What Does Responsibility Look Like?

After seven months, I can only speak for myself, but I have lost a ton of my initial adrenaline fueled mojo for digging deep. Now, I’m just kind of worn down by the uncertainty of it all. The initial core values that helped me rest and reframe and look for healthy distractions from the death counts and discussions on “to mask or not to mask” have been fine but I sense a need to shift.

The temptation when we need to pivot is to blame our old strategies for not working. Unhelpful! Instead, I can move to a more proactive approach. I can think about responsibility.

First, let’s talk about accountability versus responsibility.

Responsibility is what we are charged with doing. I have a responsibility to be faithful to my husband - I agreed to that. I have a responsibility to take care of my body, mind and spirit - I signed up for that when I became aware of the sacred calling to do so. I have a responsibility to be a lifelong learner - I chose that when I realized how much I did not know. There are more but I think you get the point. Bottom line: we all have responsibilities that we have chosen or have been assigned to us.

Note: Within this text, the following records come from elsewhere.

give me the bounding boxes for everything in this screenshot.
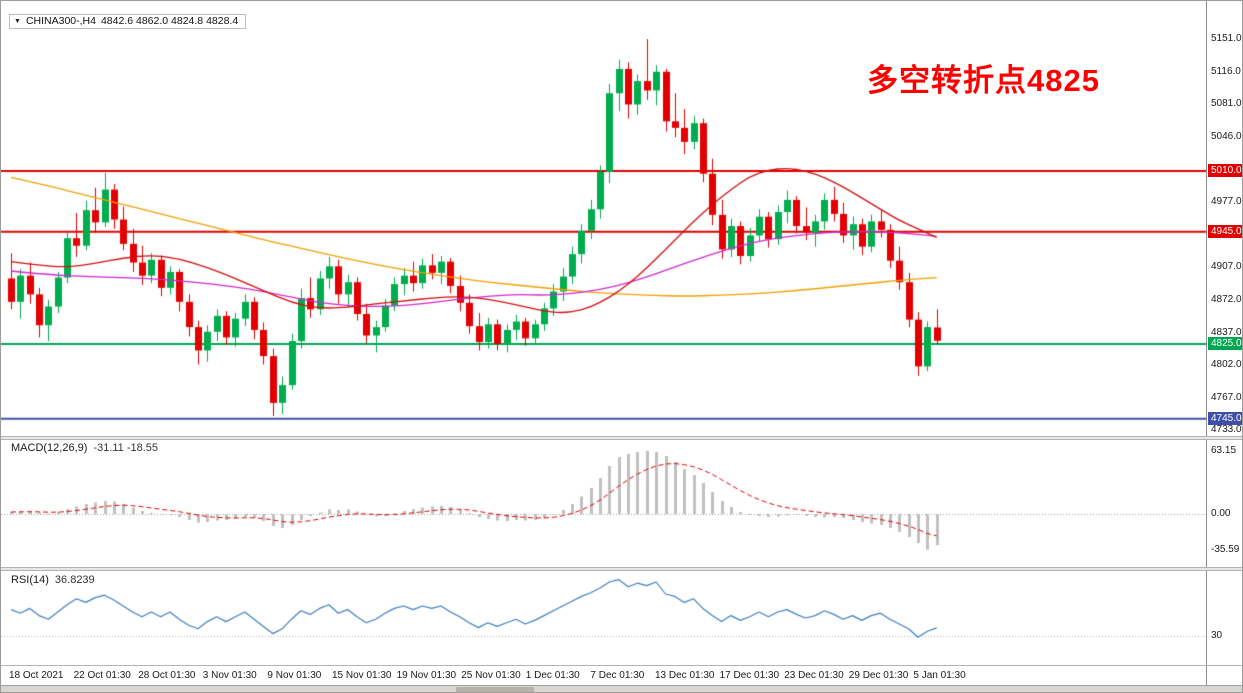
- price-level-badge: 5010.0: [1208, 163, 1242, 177]
- price-axis-label: 4977.0: [1211, 195, 1242, 207]
- macd-axis-label: 63.15: [1211, 444, 1237, 456]
- time-axis-label: 23 Dec 01:30: [784, 670, 844, 681]
- price-level-badge: 4825.0: [1208, 336, 1242, 350]
- horizontal-scrollbar[interactable]: [1, 685, 1242, 692]
- macd-current-values: -31.11 -18.55: [93, 442, 159, 454]
- symbol-info-bar[interactable]: ▼ CHINA300-,H4 4842.6 4862.0 4824.8 4828…: [9, 14, 247, 29]
- macd-axis-label: -35.59: [1211, 543, 1240, 555]
- price-axis-label: 4872.0: [1211, 293, 1242, 305]
- time-axis-separator: [1, 665, 1242, 666]
- rsi-indicator-label: RSI(14) 36.8239: [11, 574, 95, 586]
- time-axis-label: 1 Dec 01:30: [525, 670, 580, 681]
- time-axis-label: 28 Oct 01:30: [138, 670, 196, 681]
- time-axis-label: 19 Nov 01:30: [396, 670, 457, 681]
- time-axis-label: 9 Nov 01:30: [267, 670, 322, 681]
- time-axis-label: 15 Nov 01:30: [332, 670, 392, 681]
- price-axis-label: 4907.0: [1211, 261, 1242, 273]
- macd-axis-label: 0.00: [1211, 508, 1231, 519]
- price-axis-label: 4733.0: [1211, 424, 1242, 435]
- time-axis-label: 3 Nov 01:30: [202, 670, 257, 681]
- symbol-name: CHINA300-,H4: [25, 15, 96, 27]
- annotation-text[interactable]: 多空转折点4825: [867, 63, 1100, 98]
- time-axis-label: 25 Nov 01:30: [461, 670, 521, 681]
- time-axis-label: 18 Oct 2021: [9, 670, 64, 681]
- scrollbar-thumb[interactable]: [456, 687, 534, 692]
- price-axis-label: 5116.0: [1211, 65, 1241, 77]
- price-axis-label: 4767.0: [1211, 392, 1242, 404]
- time-axis-label: 13 Dec 01:30: [655, 670, 715, 681]
- panel-splitter[interactable]: [1, 567, 1242, 571]
- time-axis-label: 7 Dec 01:30: [590, 670, 645, 681]
- rsi-name: RSI(14): [11, 574, 49, 586]
- symbol-ohlc-values: 4842.6 4862.0 4824.8 4828.4: [100, 15, 239, 27]
- rsi-current-value: 36.8239: [54, 574, 95, 586]
- time-axis-label: 17 Dec 01:30: [719, 670, 780, 681]
- price-level-badge: 4745.0: [1208, 411, 1242, 425]
- time-axis-label: 22 Oct 01:30: [73, 670, 131, 681]
- price-axis-label: 4837.0: [1211, 326, 1242, 338]
- rsi-axis-label: 30: [1211, 630, 1223, 641]
- price-level-badge: 4945.0: [1208, 224, 1242, 238]
- price-axis-label: 4802.0: [1211, 359, 1242, 371]
- price-axis-label: 5081.0: [1211, 98, 1242, 110]
- price-axis-label: 5046.0: [1211, 131, 1242, 143]
- dropdown-arrow-icon[interactable]: ▼: [14, 17, 21, 25]
- macd-indicator-label: MACD(12,26,9) -31.11 -18.55: [11, 442, 158, 454]
- macd-name: MACD(12,26,9): [11, 442, 88, 454]
- time-axis-label: 5 Jan 01:30: [913, 670, 966, 681]
- panel-splitter[interactable]: [1, 436, 1242, 440]
- time-axis[interactable]: 18 Oct 2021 22 Oct 01:30 28 Oct 01:30 3 Nov…: [1, 666, 1206, 685]
- price-axis-label: 5151.0: [1211, 33, 1242, 44]
- time-axis-label: 29 Dec 01:30: [848, 670, 909, 681]
- price-axis[interactable]: 5151.0 5116.0 5081.0 5046.0 4977.0 4907.0 4872…: [1206, 1, 1242, 685]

Accountability is the reckoning. It is the evaluation of my effectiveness carrying out my responsibilities. So when it feels like my body, mind and spirit are flagging, it is my responsibility to make necessary changes to restore equilibrium. Accountability is how I learn what needs to change.

Here is a ridiculously simple example.

Suppose I have agreed to take responsibility for my body because it fits with my core value of living a meaningful life. (I have decided that optimum living will require me to take care of the only vessel my soul has to enable it to flourish.) I establish some metrics for accountability, which usually requires some outside input. I ask an exercise guru to help me evaluate my training; I ask my doctor to help me evaluate my overall health. I ask my spiritual director to help me evaluate my soul work. When the metrics are off, I think of what needs to change (with the help of my support community), not who to blame. Blame is a waste of good energy chasing bad, negative ways of thinking. The beauty, for me at least, of this way of living is that I avoid my natural but totally ineffective way of understanding my life by looking outside of myself to understand me. Pandemics and politics - these are outside of my circle of responsibility. Sure - I vote, I try to educate myself about my part in healing the world. But much of it is beyond my responsibility. My self-evaluations (accountability) show the impact “other” is having on my responsibilities - and I am responsible for figuring out how to adjust to that so that I can continue to live by my core values, as expressed through my responsibilities.

I dunno, but I wonder. Do you ever think that sometimes we get so distracted by “other” that we forget to think about all that we could be responsible for? And then...take action?